I have found information that Tesla's 70 kWh battery pack has 63 kg of lithium: https://electrek.co/2016/11/01/breakdown-raw-materials-tesla-batteries-possible-bottleneck/
Considering there's only 13 million tonnes of lithium reserves, this would mean only 200 million of these Tesla's battery packs could be manufactured, unless new lithium reserves are discovered. Big problem.
However, Wikipedia says that lithium provides 11.6 kWh per kg: https://en.wikipedia.org/wiki/Lithium-ion_battery ...which would mean that Tesla's 70 kWh pack requires only 6 kg of lithium, meaning 2.2 billion such battery packs could be manufactured, which is probably enough for the world's needs (not every car requires a 70 kWh battery).

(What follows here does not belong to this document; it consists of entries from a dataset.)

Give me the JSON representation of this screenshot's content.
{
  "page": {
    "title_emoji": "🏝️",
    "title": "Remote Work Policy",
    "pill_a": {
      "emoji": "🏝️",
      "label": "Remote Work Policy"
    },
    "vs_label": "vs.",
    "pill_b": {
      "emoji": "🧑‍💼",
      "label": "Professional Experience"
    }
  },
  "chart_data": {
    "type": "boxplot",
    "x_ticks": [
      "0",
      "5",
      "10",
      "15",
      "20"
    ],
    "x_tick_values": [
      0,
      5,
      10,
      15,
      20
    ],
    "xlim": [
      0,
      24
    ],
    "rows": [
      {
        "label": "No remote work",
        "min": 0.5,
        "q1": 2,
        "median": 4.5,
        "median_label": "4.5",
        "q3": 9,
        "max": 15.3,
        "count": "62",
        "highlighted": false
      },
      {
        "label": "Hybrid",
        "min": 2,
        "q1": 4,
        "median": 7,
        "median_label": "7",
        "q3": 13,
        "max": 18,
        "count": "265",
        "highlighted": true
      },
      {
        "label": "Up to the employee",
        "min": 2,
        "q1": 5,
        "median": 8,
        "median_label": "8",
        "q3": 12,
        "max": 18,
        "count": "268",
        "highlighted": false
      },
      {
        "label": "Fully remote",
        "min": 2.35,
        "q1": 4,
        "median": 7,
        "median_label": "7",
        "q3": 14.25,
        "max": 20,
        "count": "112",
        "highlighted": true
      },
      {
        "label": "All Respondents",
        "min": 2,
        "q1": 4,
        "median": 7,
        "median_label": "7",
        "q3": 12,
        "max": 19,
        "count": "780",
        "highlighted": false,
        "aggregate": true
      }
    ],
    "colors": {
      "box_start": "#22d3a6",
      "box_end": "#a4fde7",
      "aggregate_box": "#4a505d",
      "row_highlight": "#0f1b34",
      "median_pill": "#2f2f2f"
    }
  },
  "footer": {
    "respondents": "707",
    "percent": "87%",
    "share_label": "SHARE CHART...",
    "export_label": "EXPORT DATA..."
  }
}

Also, if this information is true that 11.6 kWh of energy can be stored per kg of lithium, major grid energy storage could become a reality.
Also, this stack exchange answer: https://electronics.stackexchange.com/questions/34501/how-much-lithium-in-lithium-polymer-batteries ...says 8 g / 100 Wh of lithium is needed, meaning 12.5 kWh per kg, which is about the same as Wikipedia's information.
Is the Tesla battery really such an inefficient user of lithium, or is the information that it has 63 kg of lithium incorrect? If the Tesla battery is an inefficient user of lithium, why is that the case?